The Meaning of Agricultural Biotechnology!
As in many other areas of technology, the introduction of a new technology such as agricultural biotechnology may depend on the perceived balance between the benefits of the technology and the potential risks to the environment and human health. Biology has been used for millennia to provide food and other products for use by humans.
It is used to make food palatable or safe, and many mechanisms have been .discovered, that enable foods to be modified, using organisms (usually micro-organisms). Bread, beer, wine, cheese, tofu and yoghourt are amongst the modified food products we use all the time.
The wild, undomesticated relatives of all food crops are almost unrecognisable in comparison to that which we grow in fields today. Genetic modification of crop plants has been practised since the crops were first identified. The first human to choose to keep the best seeds for growing in the following season rather than eating them was practising biotechnology.
Modern biotechnology is seen as different to traditional selection, for it permits the transfer of characteristics that could not be achieved naturally. Scientists often argue that the new techniques are simply an extension of the continuum of selection and genetic modification that has been used over hundreds of years.
These traditional techniques have changed markedly during the 20 century as our understanding of the biological processes has improved.
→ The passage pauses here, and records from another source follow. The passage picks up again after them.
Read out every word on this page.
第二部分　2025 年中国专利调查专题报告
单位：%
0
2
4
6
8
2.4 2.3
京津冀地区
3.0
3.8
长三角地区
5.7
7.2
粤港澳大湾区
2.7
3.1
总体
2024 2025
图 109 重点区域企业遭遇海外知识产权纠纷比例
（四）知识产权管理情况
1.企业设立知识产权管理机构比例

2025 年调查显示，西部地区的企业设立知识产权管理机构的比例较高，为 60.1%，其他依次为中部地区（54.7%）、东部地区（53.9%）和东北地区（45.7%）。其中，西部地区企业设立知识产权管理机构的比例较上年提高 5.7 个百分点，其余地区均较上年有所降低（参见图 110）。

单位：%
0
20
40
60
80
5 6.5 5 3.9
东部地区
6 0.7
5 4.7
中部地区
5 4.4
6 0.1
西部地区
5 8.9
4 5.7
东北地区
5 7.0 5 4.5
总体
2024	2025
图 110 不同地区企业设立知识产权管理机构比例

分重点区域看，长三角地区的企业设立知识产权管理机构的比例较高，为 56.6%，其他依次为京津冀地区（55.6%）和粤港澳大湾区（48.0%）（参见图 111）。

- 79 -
Deliberate mutation and many other artificial techniques have allowed selection of characteristics between weakly compatible organisms.
There are many scientists who believe that the transfer of genes between non-compatible organisms is truly different from traditional techniques and constitutes something that is really new. Modem biotechnology that permits modifications that cannot happen naturally has elicited excitement, fear and concern for many reasons, and has been regulated from almost the initial experiments that allowed genetic material to be transferred among unrelated organisms.
Different uses of modem biotechnology to produce transgenic organisms elicit varying reactions in most countries. Genetic modification to provide medicines is not as controversial as the genetic modification of crops for human consumption. Often the genetic modification of animals (especially reproductive cloning) is considered as less acceptable than modification of plants. Modification of the germ line in humans, for example, is usually considered as immoral.
Many opinion polls indicate that the public discriminates markedly between uses of biotechnology. Medicine and horticulture/floriculture are often found to be acceptable whereas the genetic modification of crops for food use, or the modification of animals and humans are less acceptable.
While most Americans say they would be in favour of at least some genetically modified food products, and nearly two-thirds believe that genetically modified foods will benefit many people, more than half (56 percent) say that the issue of genetic modification causes them great concern.